Okula varınca etrafına bakmadan ilerledi. Merdivenleri çıkarken biri onu durdurdu. 
"Merhaba ben Doruk bir şarkı yarışması yapacağımda katılır mısın lütfen?" Dediğinde Melis dona kaldı. 
Doruk ismini duyduğu anda donakaldı ardından "Ş-şey ben üzgünüm hayır." diye mırıldandı ve merdivenleri çımaya yeltenirken çocuk onu kolundan tuttu.
"Lütfen bu benim için çok önemli Kendi sesime uyan bir ses bulunca ulusal yarışmaya katılacağım." derken küçük bir yalan söyledi Doruk.
"Hayır şey benim sesim çok kötü."
"En azından adını söylesen." dedi Doruk
"Melis" diye mırıldandı ve kolundan kurtulup hızlıca merdivenleri tırmandı. Okula girmeden başka bir kızla konuştuğunu görünce rahatladı. Kız katılmaya oldukça istekli görünüyordu. 11-C'nin yolunu tuttu.

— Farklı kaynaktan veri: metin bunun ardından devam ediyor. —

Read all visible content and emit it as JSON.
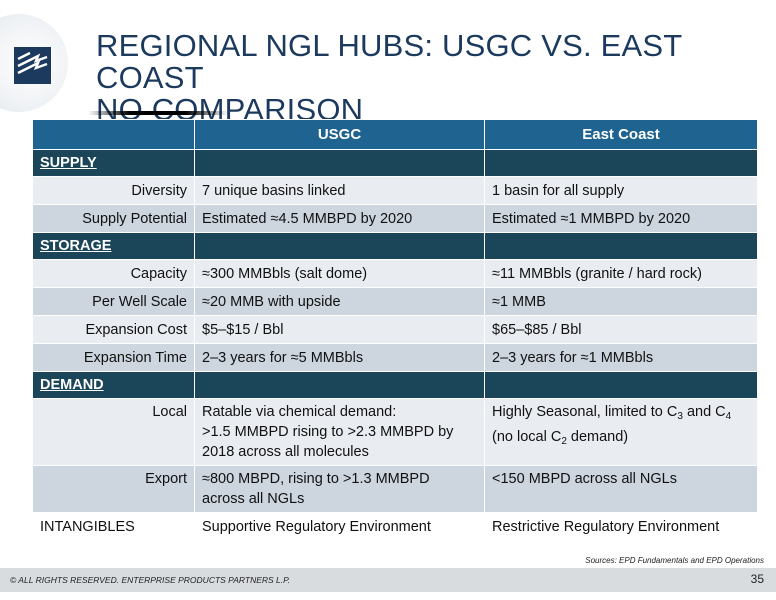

Sınıfın önüne gelince derin bir nefes aldı ve içeri girdi. Tüm sınıf ona bakıyordu. Birden alkışlamaya ve ıslık çalmaya başladılar. Beril sınıftakilere dehşet dolu olduğu her haliyle belli  bir şekilde baktı. Tüm sınıf hep bir ağızdan "Yeni kız! Yeni kız! Yeni kız" diye bağırıyordu. İlk gün gördüğü kızlar yanına gelince iyice gerildi.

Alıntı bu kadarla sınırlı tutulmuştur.